Medienplanung für Präsentationen und Dauerausstellungen
MAX ERNST MUSEUM BRÜHL
Peter Schamoni zeigt Max Ernst - Loplop
04.09.2005 - 30.09.2006
Im großen Wechselausstellungsraum des Max Ernst Museums in Brühl wurde Leben und Werk des rheinischen Künstlers in einer großangelegten Multimedia-Schau lebendig.
Der Filmemacher Peter Schamoni entwickelte Ideen und Konzepte, die in Zusammenarbeit mit dem LVR-Zentrum für Medien und Bildung und Dino Paetzold (AV-Design) realisiert wurden.
Raumfüllende Filmprojektionen mit und über den Künstler und mediale Installationen machen die Ausstellung zu einem Seh- und Hörerlebnis.
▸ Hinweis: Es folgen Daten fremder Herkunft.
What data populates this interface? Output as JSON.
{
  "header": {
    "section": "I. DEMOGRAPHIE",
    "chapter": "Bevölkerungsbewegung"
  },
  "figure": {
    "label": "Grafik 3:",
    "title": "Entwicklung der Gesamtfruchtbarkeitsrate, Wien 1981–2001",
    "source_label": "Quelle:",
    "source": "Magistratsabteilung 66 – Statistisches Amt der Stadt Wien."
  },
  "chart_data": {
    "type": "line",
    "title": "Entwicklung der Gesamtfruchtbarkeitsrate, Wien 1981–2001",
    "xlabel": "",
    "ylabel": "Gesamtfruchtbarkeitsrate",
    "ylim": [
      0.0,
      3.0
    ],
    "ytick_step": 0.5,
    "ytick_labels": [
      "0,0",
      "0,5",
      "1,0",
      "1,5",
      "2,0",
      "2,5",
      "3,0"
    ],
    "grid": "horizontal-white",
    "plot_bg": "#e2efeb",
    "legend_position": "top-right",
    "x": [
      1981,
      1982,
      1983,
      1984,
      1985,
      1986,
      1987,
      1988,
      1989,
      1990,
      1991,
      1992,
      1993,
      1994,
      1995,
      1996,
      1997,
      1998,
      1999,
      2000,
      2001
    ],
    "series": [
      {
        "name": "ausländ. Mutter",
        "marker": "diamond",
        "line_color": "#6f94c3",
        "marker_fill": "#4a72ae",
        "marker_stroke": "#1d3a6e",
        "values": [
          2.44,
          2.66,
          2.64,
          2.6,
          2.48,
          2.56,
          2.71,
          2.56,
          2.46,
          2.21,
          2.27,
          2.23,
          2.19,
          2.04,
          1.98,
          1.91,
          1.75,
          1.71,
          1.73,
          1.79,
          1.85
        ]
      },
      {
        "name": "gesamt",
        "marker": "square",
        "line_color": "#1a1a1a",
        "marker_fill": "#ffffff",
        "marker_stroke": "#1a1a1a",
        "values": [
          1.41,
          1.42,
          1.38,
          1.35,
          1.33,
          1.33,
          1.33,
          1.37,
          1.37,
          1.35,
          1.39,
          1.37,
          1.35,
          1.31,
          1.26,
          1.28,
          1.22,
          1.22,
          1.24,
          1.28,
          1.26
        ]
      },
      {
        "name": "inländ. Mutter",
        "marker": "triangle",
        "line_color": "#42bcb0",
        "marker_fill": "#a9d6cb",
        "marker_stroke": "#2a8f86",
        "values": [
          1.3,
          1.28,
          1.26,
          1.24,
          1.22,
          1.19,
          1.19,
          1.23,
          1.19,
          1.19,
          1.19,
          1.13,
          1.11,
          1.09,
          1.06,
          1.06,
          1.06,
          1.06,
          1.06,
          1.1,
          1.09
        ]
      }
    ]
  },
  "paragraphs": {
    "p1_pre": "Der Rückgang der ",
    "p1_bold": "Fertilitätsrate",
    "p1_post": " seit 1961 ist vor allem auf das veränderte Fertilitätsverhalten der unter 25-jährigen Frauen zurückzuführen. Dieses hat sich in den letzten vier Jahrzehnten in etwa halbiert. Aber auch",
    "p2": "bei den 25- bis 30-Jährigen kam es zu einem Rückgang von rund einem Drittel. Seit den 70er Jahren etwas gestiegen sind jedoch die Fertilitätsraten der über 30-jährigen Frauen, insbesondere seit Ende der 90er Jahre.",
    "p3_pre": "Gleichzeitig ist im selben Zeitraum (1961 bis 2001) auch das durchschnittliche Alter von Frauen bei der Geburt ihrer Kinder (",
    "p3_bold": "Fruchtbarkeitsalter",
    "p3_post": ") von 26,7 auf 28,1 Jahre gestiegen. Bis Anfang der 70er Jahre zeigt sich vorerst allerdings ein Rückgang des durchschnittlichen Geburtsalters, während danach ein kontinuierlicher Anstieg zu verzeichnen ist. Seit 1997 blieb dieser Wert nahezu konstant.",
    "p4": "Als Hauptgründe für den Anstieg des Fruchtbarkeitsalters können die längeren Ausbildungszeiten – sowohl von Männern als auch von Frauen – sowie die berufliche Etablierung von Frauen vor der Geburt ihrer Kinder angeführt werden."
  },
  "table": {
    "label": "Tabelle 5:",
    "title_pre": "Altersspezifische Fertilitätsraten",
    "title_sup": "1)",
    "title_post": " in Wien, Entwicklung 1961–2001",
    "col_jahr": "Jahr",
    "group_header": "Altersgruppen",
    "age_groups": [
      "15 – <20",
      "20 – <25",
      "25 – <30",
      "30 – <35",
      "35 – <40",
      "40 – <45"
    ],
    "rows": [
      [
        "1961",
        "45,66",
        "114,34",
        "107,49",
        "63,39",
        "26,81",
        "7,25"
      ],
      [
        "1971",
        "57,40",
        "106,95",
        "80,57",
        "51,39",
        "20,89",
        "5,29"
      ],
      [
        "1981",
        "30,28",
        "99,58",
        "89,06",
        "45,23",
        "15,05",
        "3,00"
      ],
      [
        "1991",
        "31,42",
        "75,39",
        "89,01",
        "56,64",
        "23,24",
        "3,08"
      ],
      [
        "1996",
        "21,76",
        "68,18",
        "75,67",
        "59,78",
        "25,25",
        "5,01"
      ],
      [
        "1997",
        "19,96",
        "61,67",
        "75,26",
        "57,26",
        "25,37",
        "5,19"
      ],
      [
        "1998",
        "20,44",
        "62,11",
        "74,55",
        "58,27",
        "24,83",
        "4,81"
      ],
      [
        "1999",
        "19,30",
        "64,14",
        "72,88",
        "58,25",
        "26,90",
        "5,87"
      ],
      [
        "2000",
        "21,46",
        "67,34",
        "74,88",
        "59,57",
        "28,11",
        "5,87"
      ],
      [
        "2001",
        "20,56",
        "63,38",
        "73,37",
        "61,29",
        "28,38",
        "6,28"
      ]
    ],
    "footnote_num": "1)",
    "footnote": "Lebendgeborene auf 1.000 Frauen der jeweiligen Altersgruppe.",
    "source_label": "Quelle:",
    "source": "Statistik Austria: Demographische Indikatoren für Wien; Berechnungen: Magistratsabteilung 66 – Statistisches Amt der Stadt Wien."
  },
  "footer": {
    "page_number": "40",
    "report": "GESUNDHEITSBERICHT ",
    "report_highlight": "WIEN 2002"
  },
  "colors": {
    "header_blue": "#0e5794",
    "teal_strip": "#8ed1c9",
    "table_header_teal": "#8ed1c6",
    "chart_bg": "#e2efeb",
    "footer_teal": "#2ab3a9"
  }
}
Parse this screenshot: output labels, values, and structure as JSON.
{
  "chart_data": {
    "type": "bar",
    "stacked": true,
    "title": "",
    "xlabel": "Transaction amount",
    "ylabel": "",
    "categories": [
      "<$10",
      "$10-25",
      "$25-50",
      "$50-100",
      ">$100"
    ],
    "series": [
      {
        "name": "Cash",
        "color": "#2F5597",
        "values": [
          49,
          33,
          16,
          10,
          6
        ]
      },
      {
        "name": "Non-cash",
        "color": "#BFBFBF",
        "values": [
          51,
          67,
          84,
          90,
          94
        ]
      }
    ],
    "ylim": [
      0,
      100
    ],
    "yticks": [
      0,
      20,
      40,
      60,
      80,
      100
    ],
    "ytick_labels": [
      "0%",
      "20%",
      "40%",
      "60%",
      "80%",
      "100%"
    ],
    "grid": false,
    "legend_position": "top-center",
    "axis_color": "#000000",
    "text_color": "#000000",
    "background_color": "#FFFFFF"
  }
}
Dreidimensionale Installation nach einer Collage von 1931.
Loplop presenté Loplop
Hinter der Figur Loplop, die der Wechselausstellung den Namen verleiht, verbirgt sich Max Ernst selbst, der seine Werke wie auf einer Staffelei präsentiert. Die dreidimensionale Installation, in die ein 50" Plasmamonitor integriert wurde, ist einer Collage von 1931 nachempfunden. Verschiedene grafische Arbeiten Max Ernsts zeigt Loplop auf dem Plasma wie auf einer Staffelei.

Beamerpräsentationen grafischer Arbeiten
Hochauflösende Scans von Photogrammen, Collagen und verschiedenen Illustrationen bildeten die Grundlage für großformatige Beamerprojektionen, die eine Auswahl des grafischen Oeuvres von Max Ernst zeigen.

Filmprojektionen
Die Dokumentaraufnahmen stammen hauptsächlich aus Peter Schamoni-Filmen, die zu Lebzeiten von Max Ernst entstanden sind. Sie wurden für die Ausstellung im LVR-Zentrum für Medien und Bildung neu digital bearbeitet.
Max Ernst macht Frottagen
Der auf den Fußboden projizierte Film von Peter Schamoni (1963) zeigt in Ausschnitten die Herstellung der Frottage durch Max Ernst.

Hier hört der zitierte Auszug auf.